Most major antivirus software companies have an offering for virus and malware detection in OS X. Sophos, eSET, Symantec, Bitdefender, and others all offer scanning and detection for Mac. However, Synack, Inc. Director of Research Patrick Wardle displayed at RSA 2015 how he built a practical test to see which malware solutions were up to the task.
Results were pretty startling. None of them caught his malware. Not one of the major antivirus or anti-malware companies’ solutions alerted to–let alone blocked–its install or the malware’s persistence. The only major provider Wardle did not test was McAfee, he said.
Malicious persistence is essentially the act of making code, scripts, or apps launch or execute after rebooting, and not getting caught. This is essential to malware, because malware foiled by rebooting would be mostly useless.
Apple’s Built-In Protection
Apple has a number of malware and virus protections written into OS X, which is part of why Macs are typically regarded as safer than Windows machines. But it’s also due to Apple’s marketing and an incorrect mindset. “Apple use to have a slogan on their web sites that said ‘Macs don’t get viruses,’ [which is] not true,” Wardle said. “They just don’t get PC viruses.”
Without going into each one of a Mac’s built-in security features in detail, the components in question are: Gatekeeper, Xprotect, OS X (app) Sandbox, and code signing. There are other security features in OS X as well. Mac firewall, Filevault, and Parental Controls are some examples. These protections operate at different levels to prevent attackers or malicious software from doing things they’re not supposed to. Wardle’s research is disconcerting because the exploits found in it affect the most basic levels of OS X.
Apple’s Built-In Fail
Some of these built-in defenses need merely an OS settings change, recompiling of a kext entry, or a change in an app’s name to allow the malware to install, get root access, and persist despite updates or reboots.
As a single example, of the 20 or so scenarios Wardle demonstrated, is getting a malicious app to run but appear legitimate. And in OS X it’s easy. How easy?
“It’s trivial,” Wardle said.
Apps that run in OS X have a hash that verifies their legitimacy. Apps are signed through the development process using a developer’s key. Unlike in iOS, OS X allows apps that are unsigned to run without blocking them. So how does an attacker compromise an app and make it look legitimate to the OS? Simply remove the signature.

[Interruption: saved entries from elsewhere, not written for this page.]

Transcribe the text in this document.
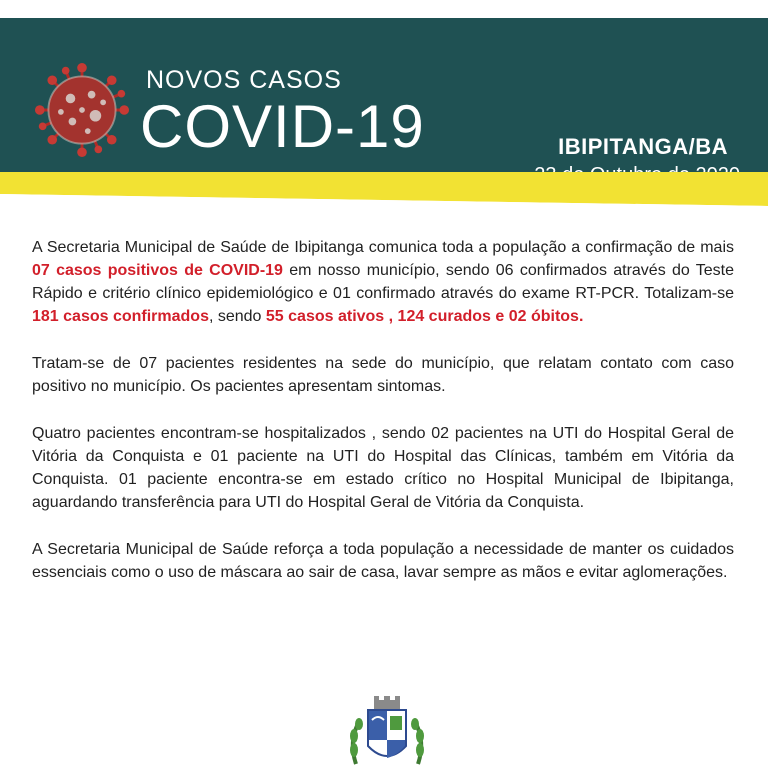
NOVOS CASOS
COVID-19	IBIPITANGA/BA

A Secretaria Municipal de Saúde de Ibipitanga comunica toda a população a confirmação de mais 07 casos positivos de COVID-19 em nosso município, sendo 06 confirmados através do Teste Rápido e critério clínico epidemiológico e 01 confirmado através do exame RT-PCR. Totalizam-se 181 casos confirmados, sendo 55 casos ativos , 124 curados e 02 óbitos.

Tratam-se de 07 pacientes residentes na sede do município, que relatam contato com caso positivo no município. Os pacientes apresentam sintomas.

Quatro pacientes encontram-se hospitalizados , sendo 02 pacientes na UTI do Hospital Geral de Vitória da Conquista e 01 paciente na UTI do Hospital das Clínicas, também em Vitória da Conquista. 01 paciente encontra-se em estado crítico no Hospital Municipal de Ibipitanga, aguardando transferência para UTI do Hospital Geral de Vitória da Conquista.

A Secretaria Municipal de Saúde reforça a toda população a necessidade de manter os cuidados essenciais como o uso de máscara ao sair de casa, lavar sempre as mãos e evitar aglomerações.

Wardle explained how easy it is for attackers to bypass the app signing feature. In fact, the change required is so easy that high school students explained how it works (in Windows) during BSides Huntsville. Just one example method is to remove the signature from what’s called the LC_CODE_SIGNATURE block in a kext file, which essentially turns off the signature verification. Recall the car key analogy. When an attacker can unsign an application like Safari–for example–using this technique, it’s like not even needing a key to start the car’s engine.
“This is a rather big security issue,” Wardle said in his written report. “As any signed application can be unsigned, then infected with viral code, and [it] will still be allowed to execute.”

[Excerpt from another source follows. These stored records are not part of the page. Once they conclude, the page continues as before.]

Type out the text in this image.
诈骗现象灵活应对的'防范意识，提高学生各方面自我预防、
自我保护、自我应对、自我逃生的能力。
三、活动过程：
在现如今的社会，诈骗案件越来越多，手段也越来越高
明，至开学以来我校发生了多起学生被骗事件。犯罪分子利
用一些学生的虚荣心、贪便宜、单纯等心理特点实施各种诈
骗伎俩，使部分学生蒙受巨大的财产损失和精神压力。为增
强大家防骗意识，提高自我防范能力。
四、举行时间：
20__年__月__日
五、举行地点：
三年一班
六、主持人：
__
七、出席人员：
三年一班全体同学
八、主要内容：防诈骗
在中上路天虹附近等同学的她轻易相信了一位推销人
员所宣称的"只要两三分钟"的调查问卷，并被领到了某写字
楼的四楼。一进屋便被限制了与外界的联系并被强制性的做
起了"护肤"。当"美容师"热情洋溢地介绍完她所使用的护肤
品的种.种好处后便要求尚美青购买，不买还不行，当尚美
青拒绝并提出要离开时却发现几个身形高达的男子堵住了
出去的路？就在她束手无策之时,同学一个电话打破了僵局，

Though most users might say they have never had a virus on a Mac, assuming this is all possible and easy as it seems, the scary part is they might have and would never know it.
Again, this was just one of Wardle’s exploit examples. One out of 20 or so others.
How to Protect Your Mac
If everything Wardle demonstrated is true, and the major antivirus providers do not have an adequate solution to detect simple but dangerous attacks like privilege escalation, software hijacking, rootkit installs, and so one, enterprises with a Mac population should esure they are equipped to monitor network traffic properly. Most malware detection operates primarily by some sort of hash checking or inspection. Like in the methods described earlier, if attackers can change hashes quickly and fairly effortlessly, malware detection scanners likely won’t catch them.
Wardle has written a couple of custom tools to help with this and other OS X security flaws. And this year he debuted a UI for the tool, which originally had to run via a Python script in Terminal. “Knock Knock” and “Block Block” are tools Wardle says can detect when malware is installed or trying to persist in the operating system.
If these tools work well, they could be a dire addition to monitoring for and preventing harmful malware changes and attacks. Pairing the two with scrupulous network traffic monitoring and enforcement would yield useful indicators of any odious activity on OS X hosts.
Though they might not be perfect, proper use of the security precautions that are there–like Gatekeeper, Filevault, the Mac firewall, and File Quarantine–and other tools like Little Snitch couldn’t hurt.
Also, keep the antivirus. Though most or all solutions are circumventable, they will catch more than not having any at all, even if just barely.